CFPB Walks the Data Privacy Tightrope on Public HMDA DisclosuresIn the wake of the Equifax data breach, consumers, companies, and regulators alike are cognizant of the potential exposure of personal information, and many companies are looking at ways to decrease the risk of unauthorized disclosure of personal data. In creating effective data privacy policies and procedures, companies must also analyze requirements under certain statutes which require companies to disclose material information to regulators. One such regulation is the Home Mortgage Disclosure Act (HMDA), which requires many lenders to report and disclose to the public certain information about their mortgage lending activities.

In a timely release, the Consumer Financial Protection Bureau (CFPB) issued guidance to clarify how the bureau would release essential consumer mortgage lending activity data to the public under HMDA. The guidance sets forth the CFPB’s analysis of information and the related risks associated with individual loan level consumer data, as well as data aggregates, which could identify individual consumers.

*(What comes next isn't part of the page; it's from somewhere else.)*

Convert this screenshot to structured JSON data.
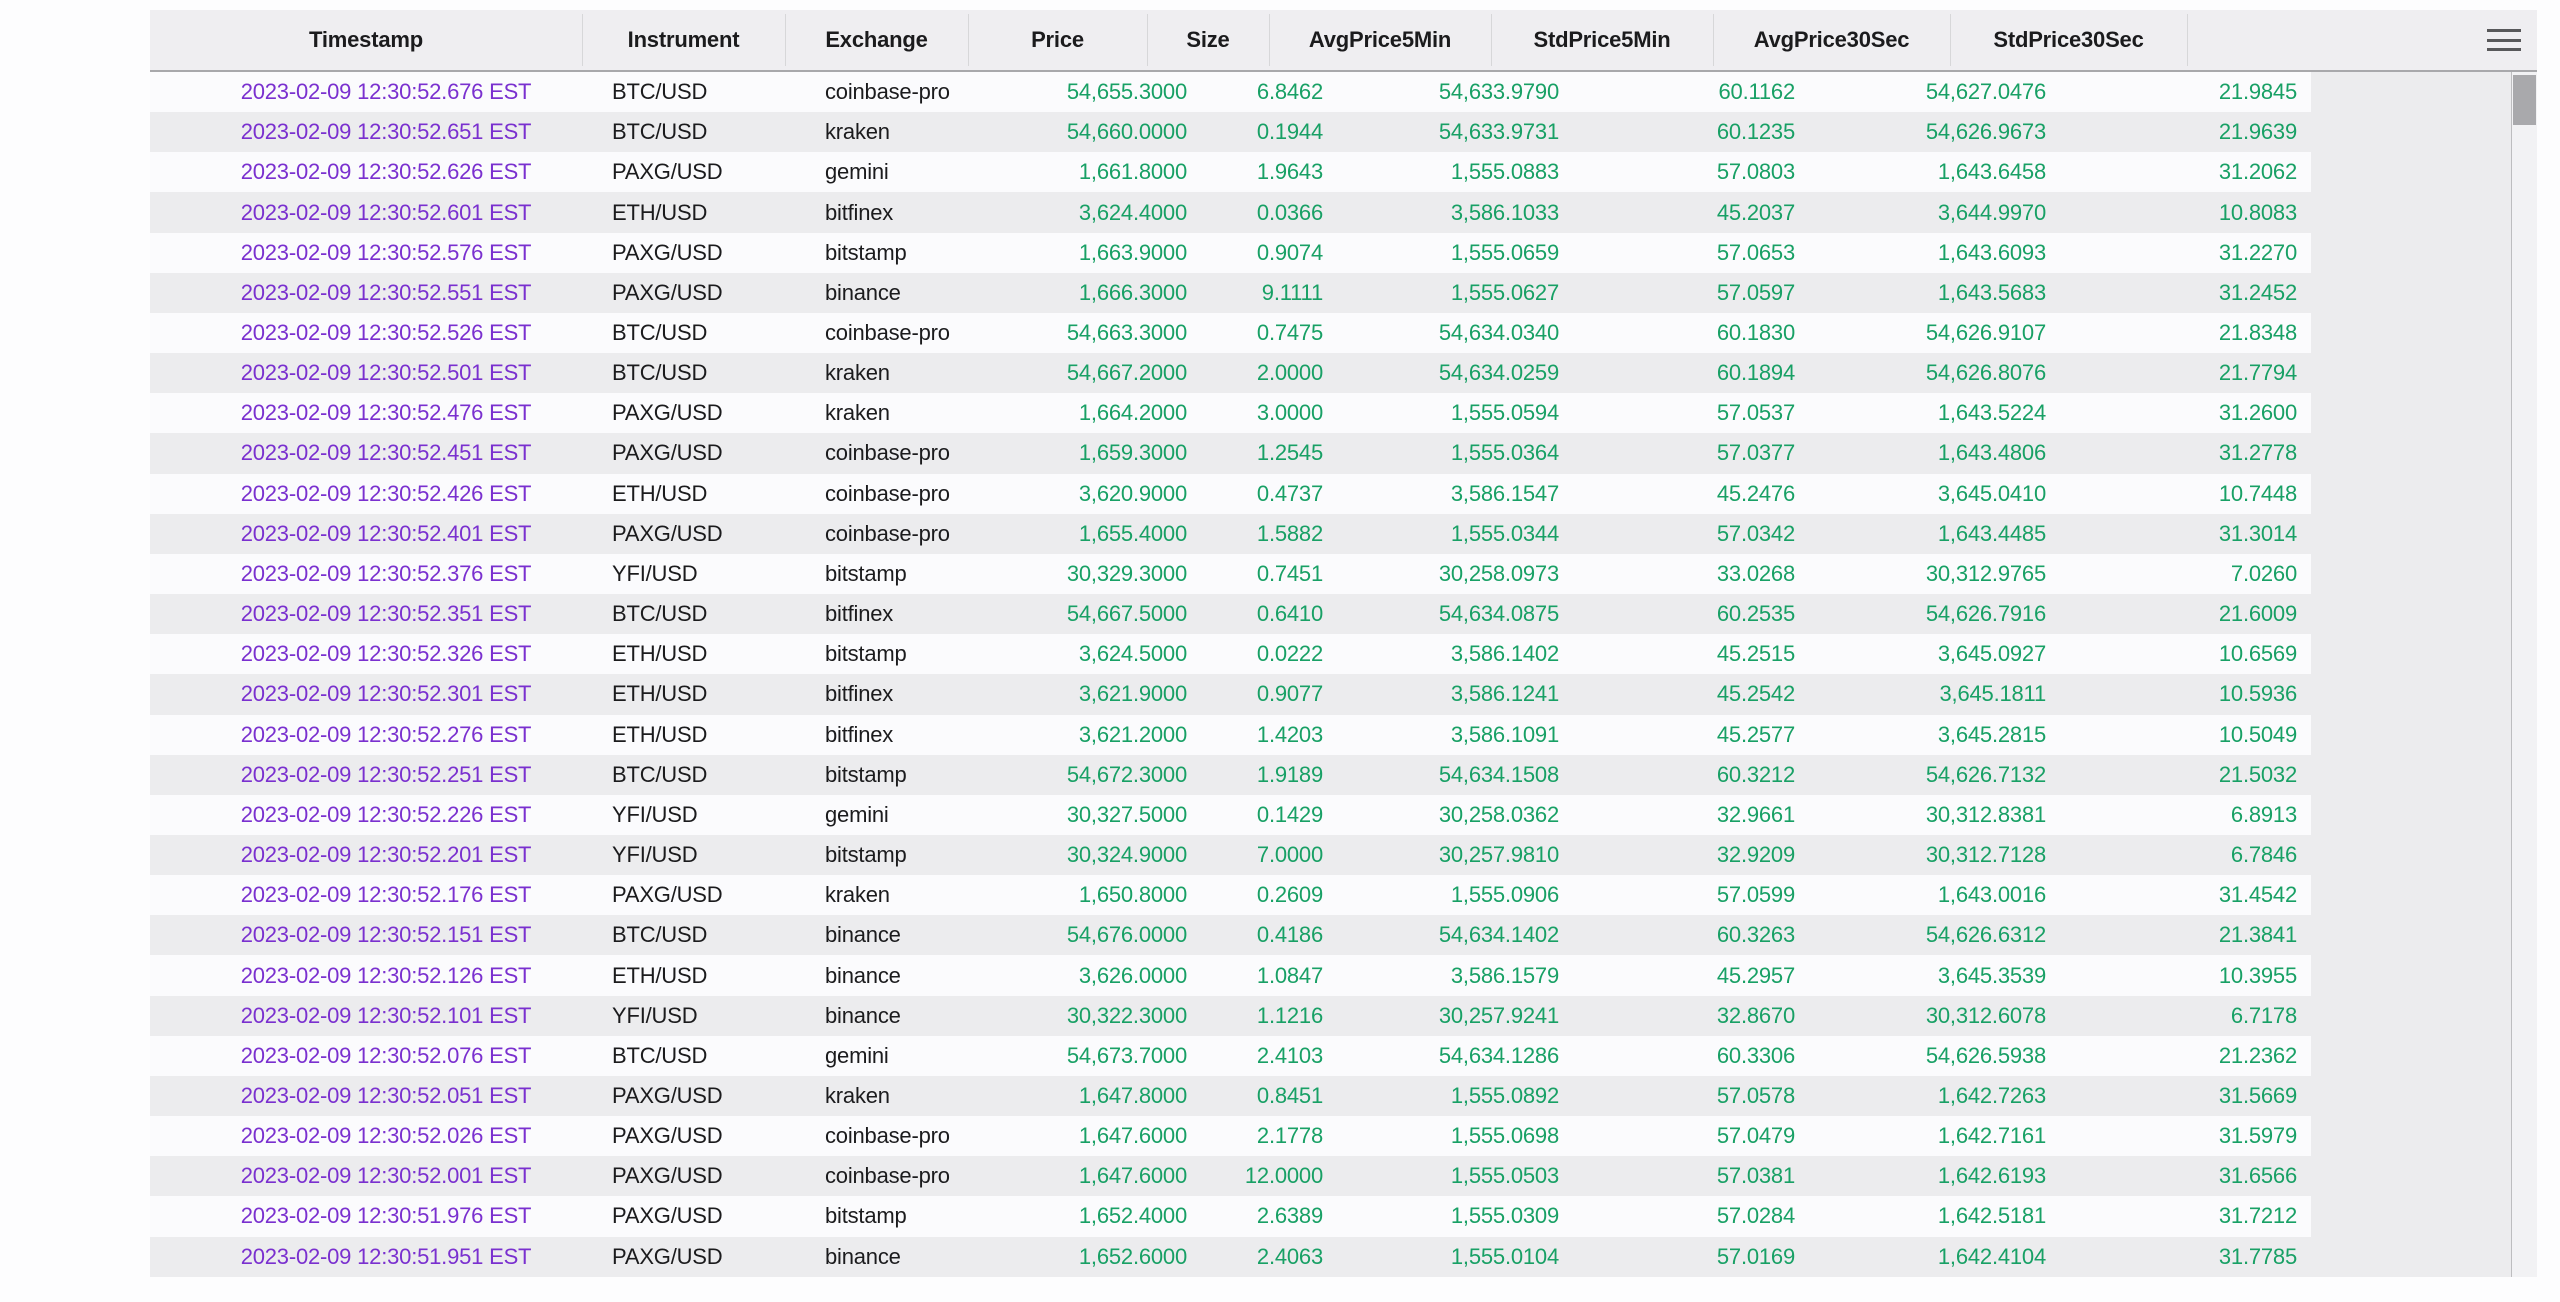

The CFPB is responsible for collecting this data and then posting it publically so that users of the HMDA database can extrapolate trends in consumer mortgage lending. In its current form, the HMDA database contains data about residential homebuyers and applicants that may allow users of the data to identify individual consumers, transactions, and properties. With this latest guidance, the CFPB is taking steps to diminish the risk that individuals could be identified by users of the HMDA database. Some of the specific measures the CFPB proposes include:

  • Excluding certain data points from the HMDA database, including the universal loan identifier; the date the application was received; the date of action taken by the financial institution on a covered loan or application; the address of the property securing the loan; and the credit score relied on in making the credit decision.
  • Excluding free-form text fields used to report applicant or borrower race; applicant or borrower ethnicity; the name and version of the credit scoring model used to generate each credit score or credit scores relied on in making the credit decision; the principal reason or reasons the financial institution denied the application, if applicable; and the automated underwriting system name.
  • Modifying the public loan-level HMDA data to reduce the precision of most values reported, including rounding the amount of the covered loan, and the value of the property securing the loan, to the nearest $10,000 interval; reporting borrowers’ ages in ranges (i.e., 25 to 34, 35 to 44, 45 to 54, 55 to 64, and 65 to 74); reporting borrowers’ total monthly debt to income ratios in making credit decisions in ranges, unless the consumer’s debt to income ratio is between 40 to 50 percent, in which case it will be reported as submitted by the financial institution.

What it means for financial services providers

The CFPB appears to be focused on not only the underlying purpose of the legislation, but in ensuring consumer privacy is protected. The CFPB’s guidance provides a clear analysis of what the bureau considers to be information, alone or when combined with other information, which may pose a risk to customers if the information is exposed to the public domain. This guidance is a positive step towards closing a potential opening that cyber criminals could exploit to steal, misuse, sell, or manipulate consumer data. The guidance also serves as a roadmap for what the CFPB believes is information about consumers that may be harmful or sensitive if disclosed, and provides a window into the CFPB’s expectations for financial services companies that can be used to internally analyze a company’s data privacy program.

The CFPB’s guidance reflects the seriousness and breadth of cybersecurity threats facing any institution that uses or stores a consumer’s personal information. Consumer real estate transactions have been in the public record in many jurisdictions for years, but the potential for widespread digital abuse of that data has resulted in the federal government and certain states limiting public access to that data. As a result, it is imperative that financial institutions understand the key elements of a robust data privacy program, including the types of data the company collects, where the data is stored, who has access to the data, how the data flows internally within the organization, how the data is submitted outside the organization, security controls at each access point, and data classification and sensitivity levels. Likewise, training, education, table-top and privacy risk exercises should be conducted by companies to prepare for potential threats.

As the landscape continues to change and regulators focus on increased regulation and enforcement of state and federal data privacy laws, companies must continue to reassess and build robust data privacy programs.